Significant CV benefits shown for Jardiance (empagliflozin) in type 2 diabetes patients-Boehringer/Eli Lilly
Boehringer and Eli Lilly drug Jardiance (empagliflozin) significantly reduced the risk of the combined endpoint of cardiovascular (CV) death, non-fatal heart attack or non-fatal stroke by 14 percent when added to standard of care in patients with type 2 diabetes (T2D) at high risk of CV events, according to results from the EMPA-REG OUTCOME trial. Of the 7,020 treated patients, more than 97 percent completed the trial and vital status was available for more than 99 percent of these patients at study end.

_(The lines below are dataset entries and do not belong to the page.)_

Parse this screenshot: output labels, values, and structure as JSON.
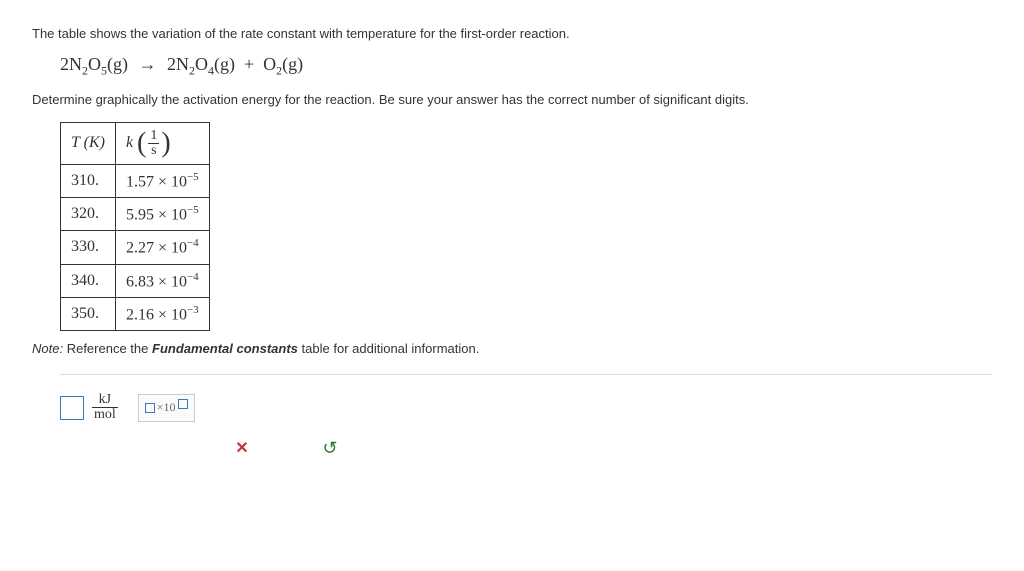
{
  "intro": "The table shows the variation of the rate constant with temperature for the first-order reaction.",
  "equation": {
    "lhs_coef": "2",
    "lhs_species": "N",
    "lhs_sub1": "2",
    "lhs_mid": "O",
    "lhs_sub2": "5",
    "phase": "(g)",
    "arrow": "→",
    "rhs1_coef": "2",
    "rhs1_species": "N",
    "rhs1_sub1": "2",
    "rhs1_mid": "O",
    "rhs1_sub2": "4",
    "plus": "+",
    "rhs2_species": "O",
    "rhs2_sub": "2"
  },
  "instruction": "Determine graphically the activation energy for the reaction. Be sure your answer has the correct number of significant digits.",
  "table": {
    "header_T": "T (K)",
    "header_k_prefix": "k",
    "frac_num": "1",
    "frac_den": "s",
    "rows": [
      {
        "T": "310.",
        "k_base": "1.57 × 10",
        "k_exp": "−5"
      },
      {
        "T": "320.",
        "k_base": "5.95 × 10",
        "k_exp": "−5"
      },
      {
        "T": "330.",
        "k_base": "2.27 × 10",
        "k_exp": "−4"
      },
      {
        "T": "340.",
        "k_base": "6.83 × 10",
        "k_exp": "−4"
      },
      {
        "T": "350.",
        "k_base": "2.16 × 10",
        "k_exp": "−3"
      }
    ]
  },
  "note": {
    "label": "Note:",
    "prefix": "Reference the",
    "term": "Fundamental constants",
    "suffix": "table for additional information."
  },
  "answer": {
    "unit_num": "kJ",
    "unit_den": "mol",
    "sci_label": "×10"
  }
}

There was a 38 percent reduction in CV death, with no significant difference in the risk of non-fatal heart attack or non-fatal stroke. In addition, treatment with Jardiance resulted in a lower risk of all-cause mortality (32 percent reduction) and hospitalization for heart failure (35 percent reduction). The overall safety profile of Jardiance was consistent with previous trials. The incidence of diabetic ketoacidosis was at or below 0.1 percent and similar across all treatment groups. These data were presented at the European Association for the Study of Diabetes Annual Meeting and simultaneously published in the New England Journal of Medicine.
Comment: Jardiance on its own appears to offer little differentiation from rival SGLT2 inhibitors Invokana (Janssen's canagliflozin) and Forxiga/Farxiga (AstraZeneca's dapagliflozin). Both Invokana and Forxiga have already faced safety worries over the risk of genital and urinary tract infections, and cost-effectiveness regulators in the UK (NICE) and Germany (IQWiG) have taken issue with Forxiga, too, stating that they were not convinced it works any better than competitors already in use.